Coffin, mortality rate

The death rate for those aged 85 or more years increased “significantly” between 2016 and 2017, according to newly published statistics from the Center for Disease Control and Prevention’s National Center for Health Statistics. During that time, the death rate increased 1.4%.

Among people of all ages who died in 2017, the top 10 causes of death remained the same as in the previous year, the CDC said. They were heart disease, cancer, unintentional injuries, chronic lower respiratory diseases, stroke, Alzheimer’s disease, diabetes, influenza and pneumonia, kidney disease, and suicide. These causes accounted for almost three-fourths (74%) of all deaths in the United States in 2017.

From 2016 to 2017, the age-adjusted death rates increased for seven of the 10 causes — influenza and pneumonia (5.9% increase), unintentional injuries (4.2%), suicide (3.7%), diabetes (2.4%), Alzheimer disease (2.3%), stroke (0.8%) and chronic lower respiratory diseases (0.7%) — and decreased for one of them, cancer (2.1% decrease). The death rates related to heart disease and kidney disease did not change significantly, according to the CDC.

Life expectancy

Life expectancy also decreased from 2016 to 2017, going from 78.7 years to 78.6 years. For men, life expectancy decreased from 76.2 to 76.1 years during this time, and for females, life expectancy remained the same, at 81.1 years.

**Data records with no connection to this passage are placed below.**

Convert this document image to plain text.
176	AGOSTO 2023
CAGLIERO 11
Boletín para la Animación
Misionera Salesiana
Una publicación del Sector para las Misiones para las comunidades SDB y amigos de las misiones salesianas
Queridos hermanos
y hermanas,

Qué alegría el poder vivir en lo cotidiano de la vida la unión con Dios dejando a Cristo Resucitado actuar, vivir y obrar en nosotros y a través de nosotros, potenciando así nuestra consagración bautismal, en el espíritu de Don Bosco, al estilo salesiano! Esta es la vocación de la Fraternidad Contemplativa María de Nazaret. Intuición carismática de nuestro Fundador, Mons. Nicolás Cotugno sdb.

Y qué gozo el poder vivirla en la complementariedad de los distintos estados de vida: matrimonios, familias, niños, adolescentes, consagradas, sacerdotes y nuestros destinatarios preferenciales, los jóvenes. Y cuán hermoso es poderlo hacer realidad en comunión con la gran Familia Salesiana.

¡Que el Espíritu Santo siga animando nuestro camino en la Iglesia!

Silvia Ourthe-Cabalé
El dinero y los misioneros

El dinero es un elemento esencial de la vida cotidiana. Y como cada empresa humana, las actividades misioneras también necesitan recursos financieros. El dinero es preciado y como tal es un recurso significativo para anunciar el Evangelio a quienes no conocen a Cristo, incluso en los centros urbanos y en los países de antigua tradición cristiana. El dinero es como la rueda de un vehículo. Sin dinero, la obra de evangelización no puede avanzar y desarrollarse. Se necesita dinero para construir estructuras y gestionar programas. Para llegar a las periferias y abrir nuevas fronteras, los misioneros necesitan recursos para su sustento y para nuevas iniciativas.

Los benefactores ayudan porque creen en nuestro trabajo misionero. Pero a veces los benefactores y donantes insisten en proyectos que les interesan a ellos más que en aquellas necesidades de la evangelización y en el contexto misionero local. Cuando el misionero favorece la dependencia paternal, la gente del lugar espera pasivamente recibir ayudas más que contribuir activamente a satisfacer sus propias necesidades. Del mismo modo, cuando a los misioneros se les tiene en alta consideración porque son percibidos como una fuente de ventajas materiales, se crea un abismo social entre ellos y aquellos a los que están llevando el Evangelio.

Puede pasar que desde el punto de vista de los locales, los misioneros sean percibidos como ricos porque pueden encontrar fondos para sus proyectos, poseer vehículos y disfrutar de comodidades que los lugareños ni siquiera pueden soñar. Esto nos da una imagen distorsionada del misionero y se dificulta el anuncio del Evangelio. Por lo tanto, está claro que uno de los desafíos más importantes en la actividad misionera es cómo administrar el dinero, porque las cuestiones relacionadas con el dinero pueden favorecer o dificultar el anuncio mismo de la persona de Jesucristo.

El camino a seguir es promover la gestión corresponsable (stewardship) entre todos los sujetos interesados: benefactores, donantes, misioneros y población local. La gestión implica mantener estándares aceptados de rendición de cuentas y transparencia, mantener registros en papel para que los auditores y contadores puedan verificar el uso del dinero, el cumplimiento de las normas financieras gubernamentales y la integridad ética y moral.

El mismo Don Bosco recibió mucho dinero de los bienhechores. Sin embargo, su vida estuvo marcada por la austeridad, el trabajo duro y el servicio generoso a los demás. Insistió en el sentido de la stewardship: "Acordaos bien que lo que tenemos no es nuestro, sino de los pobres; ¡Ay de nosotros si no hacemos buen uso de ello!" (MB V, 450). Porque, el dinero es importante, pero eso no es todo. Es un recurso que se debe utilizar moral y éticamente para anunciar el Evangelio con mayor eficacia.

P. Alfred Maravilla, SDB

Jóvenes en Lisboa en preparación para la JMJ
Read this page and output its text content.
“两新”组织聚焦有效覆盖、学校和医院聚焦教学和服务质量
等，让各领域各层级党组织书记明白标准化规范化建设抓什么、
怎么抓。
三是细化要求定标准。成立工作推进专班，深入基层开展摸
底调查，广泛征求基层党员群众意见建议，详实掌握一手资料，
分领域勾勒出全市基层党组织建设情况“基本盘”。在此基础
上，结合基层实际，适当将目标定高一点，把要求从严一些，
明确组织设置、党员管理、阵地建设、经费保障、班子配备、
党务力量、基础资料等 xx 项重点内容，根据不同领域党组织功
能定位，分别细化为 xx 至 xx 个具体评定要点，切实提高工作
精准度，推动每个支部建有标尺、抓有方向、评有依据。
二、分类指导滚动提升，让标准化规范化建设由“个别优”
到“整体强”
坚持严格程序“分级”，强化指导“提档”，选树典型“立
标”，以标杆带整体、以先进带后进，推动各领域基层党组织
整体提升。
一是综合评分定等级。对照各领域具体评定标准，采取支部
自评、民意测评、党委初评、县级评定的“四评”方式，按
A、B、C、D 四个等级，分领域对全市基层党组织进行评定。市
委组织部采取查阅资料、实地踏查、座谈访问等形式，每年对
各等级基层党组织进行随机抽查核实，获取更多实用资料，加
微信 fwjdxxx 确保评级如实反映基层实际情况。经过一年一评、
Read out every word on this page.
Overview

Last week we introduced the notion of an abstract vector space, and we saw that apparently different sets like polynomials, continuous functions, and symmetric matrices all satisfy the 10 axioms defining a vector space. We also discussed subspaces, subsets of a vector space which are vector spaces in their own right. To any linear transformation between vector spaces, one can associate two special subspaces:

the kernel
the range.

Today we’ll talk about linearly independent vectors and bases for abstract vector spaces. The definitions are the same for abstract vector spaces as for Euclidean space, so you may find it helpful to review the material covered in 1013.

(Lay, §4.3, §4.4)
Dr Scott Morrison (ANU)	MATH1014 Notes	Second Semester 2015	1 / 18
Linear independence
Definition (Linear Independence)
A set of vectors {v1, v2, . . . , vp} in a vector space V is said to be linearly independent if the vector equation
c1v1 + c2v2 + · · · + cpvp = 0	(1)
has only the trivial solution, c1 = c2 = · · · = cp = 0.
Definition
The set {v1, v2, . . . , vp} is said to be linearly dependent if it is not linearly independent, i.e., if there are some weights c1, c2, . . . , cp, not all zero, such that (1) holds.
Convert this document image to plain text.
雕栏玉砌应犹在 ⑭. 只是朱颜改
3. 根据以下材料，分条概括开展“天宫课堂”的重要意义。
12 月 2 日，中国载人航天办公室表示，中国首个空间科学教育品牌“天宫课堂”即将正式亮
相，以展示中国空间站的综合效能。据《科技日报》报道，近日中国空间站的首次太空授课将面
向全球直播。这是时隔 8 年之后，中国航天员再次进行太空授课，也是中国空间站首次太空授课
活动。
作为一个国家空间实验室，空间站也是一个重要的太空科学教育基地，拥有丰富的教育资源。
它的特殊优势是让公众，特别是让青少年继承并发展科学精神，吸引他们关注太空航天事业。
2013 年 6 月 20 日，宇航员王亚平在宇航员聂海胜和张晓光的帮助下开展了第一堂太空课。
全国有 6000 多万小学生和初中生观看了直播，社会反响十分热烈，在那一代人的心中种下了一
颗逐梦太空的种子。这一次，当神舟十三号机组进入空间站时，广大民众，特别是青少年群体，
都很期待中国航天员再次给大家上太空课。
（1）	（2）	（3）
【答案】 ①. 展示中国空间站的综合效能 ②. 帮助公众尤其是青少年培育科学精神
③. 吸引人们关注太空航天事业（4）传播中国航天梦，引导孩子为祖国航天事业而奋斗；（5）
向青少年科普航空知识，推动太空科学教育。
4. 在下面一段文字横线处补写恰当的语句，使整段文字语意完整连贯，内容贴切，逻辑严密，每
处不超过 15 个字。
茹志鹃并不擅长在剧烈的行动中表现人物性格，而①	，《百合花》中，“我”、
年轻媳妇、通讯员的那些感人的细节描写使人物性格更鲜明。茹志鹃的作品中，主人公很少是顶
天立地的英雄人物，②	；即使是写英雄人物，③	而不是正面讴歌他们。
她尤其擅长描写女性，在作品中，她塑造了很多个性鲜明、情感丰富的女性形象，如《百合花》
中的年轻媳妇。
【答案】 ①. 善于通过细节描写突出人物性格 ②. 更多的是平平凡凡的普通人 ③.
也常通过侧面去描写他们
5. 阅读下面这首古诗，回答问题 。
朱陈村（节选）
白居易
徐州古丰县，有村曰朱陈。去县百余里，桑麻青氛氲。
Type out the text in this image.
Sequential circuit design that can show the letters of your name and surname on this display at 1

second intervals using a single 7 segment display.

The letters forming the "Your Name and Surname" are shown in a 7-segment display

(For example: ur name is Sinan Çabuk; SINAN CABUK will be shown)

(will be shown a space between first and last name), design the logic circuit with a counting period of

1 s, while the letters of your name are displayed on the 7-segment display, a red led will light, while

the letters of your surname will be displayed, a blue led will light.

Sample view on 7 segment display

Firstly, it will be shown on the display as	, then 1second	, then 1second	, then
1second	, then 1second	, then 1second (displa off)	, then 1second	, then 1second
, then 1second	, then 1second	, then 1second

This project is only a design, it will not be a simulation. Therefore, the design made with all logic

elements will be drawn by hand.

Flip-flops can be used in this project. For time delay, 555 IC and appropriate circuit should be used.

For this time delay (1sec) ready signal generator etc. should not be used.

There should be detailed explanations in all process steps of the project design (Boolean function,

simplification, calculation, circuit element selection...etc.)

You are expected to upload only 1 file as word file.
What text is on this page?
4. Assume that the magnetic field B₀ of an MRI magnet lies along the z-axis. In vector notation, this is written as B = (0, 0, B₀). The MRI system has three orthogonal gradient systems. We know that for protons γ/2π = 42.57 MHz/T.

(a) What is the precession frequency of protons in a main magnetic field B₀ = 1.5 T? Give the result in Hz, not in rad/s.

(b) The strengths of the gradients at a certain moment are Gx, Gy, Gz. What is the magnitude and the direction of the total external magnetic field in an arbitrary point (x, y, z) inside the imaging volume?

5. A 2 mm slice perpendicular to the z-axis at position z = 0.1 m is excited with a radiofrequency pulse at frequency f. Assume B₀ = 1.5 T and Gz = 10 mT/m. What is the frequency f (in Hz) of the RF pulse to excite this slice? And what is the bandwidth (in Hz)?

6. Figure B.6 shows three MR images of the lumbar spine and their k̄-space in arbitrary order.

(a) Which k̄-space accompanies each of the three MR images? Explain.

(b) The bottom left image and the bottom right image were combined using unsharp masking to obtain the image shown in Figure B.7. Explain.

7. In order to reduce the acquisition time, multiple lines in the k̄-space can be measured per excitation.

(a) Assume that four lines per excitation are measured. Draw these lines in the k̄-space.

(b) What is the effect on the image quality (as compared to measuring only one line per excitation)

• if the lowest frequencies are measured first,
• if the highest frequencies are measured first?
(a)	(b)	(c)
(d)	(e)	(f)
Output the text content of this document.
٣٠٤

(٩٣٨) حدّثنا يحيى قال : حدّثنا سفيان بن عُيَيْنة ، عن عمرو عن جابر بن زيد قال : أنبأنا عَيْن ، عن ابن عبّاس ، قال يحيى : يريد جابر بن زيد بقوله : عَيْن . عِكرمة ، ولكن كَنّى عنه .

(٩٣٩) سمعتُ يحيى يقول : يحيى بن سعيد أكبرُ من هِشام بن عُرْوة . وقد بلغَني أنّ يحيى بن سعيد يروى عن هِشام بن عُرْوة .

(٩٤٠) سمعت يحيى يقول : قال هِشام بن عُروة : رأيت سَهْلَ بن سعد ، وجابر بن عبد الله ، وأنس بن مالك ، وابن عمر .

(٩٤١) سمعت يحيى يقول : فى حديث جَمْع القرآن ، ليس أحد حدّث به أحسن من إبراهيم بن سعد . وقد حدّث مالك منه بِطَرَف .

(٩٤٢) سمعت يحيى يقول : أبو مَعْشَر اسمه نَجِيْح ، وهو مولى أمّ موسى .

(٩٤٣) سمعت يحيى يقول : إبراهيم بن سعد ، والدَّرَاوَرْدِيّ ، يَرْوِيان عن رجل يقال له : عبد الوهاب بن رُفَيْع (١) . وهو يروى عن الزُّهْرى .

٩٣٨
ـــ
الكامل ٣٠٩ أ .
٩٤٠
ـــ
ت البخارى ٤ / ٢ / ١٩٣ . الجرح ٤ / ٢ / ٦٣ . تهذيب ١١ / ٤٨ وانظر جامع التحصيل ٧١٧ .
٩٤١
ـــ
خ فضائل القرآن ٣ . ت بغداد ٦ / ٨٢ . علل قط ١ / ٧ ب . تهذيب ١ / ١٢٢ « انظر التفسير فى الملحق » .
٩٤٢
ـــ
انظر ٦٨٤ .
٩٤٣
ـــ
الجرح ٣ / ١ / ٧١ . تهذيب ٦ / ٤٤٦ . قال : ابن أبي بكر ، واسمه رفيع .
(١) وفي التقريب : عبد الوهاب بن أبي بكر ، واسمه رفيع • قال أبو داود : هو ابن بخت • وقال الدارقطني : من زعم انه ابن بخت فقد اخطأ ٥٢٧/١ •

The decrease largely was due to increases in mortality, especially from unintentional injuries but also from suicide, diabetes and influenza and pneumonia, the CDC said.

According to another new report from the agency’s NCHS, the suicide rate among those aged 65 to 74 years increased from 1999 to 2017, but it decreased “significantly” among those aged 75 or more years during the same time period. And a third report from the center found that those aged 65 or more years had the lowest rate of drug overdose deaths compared with other age groups.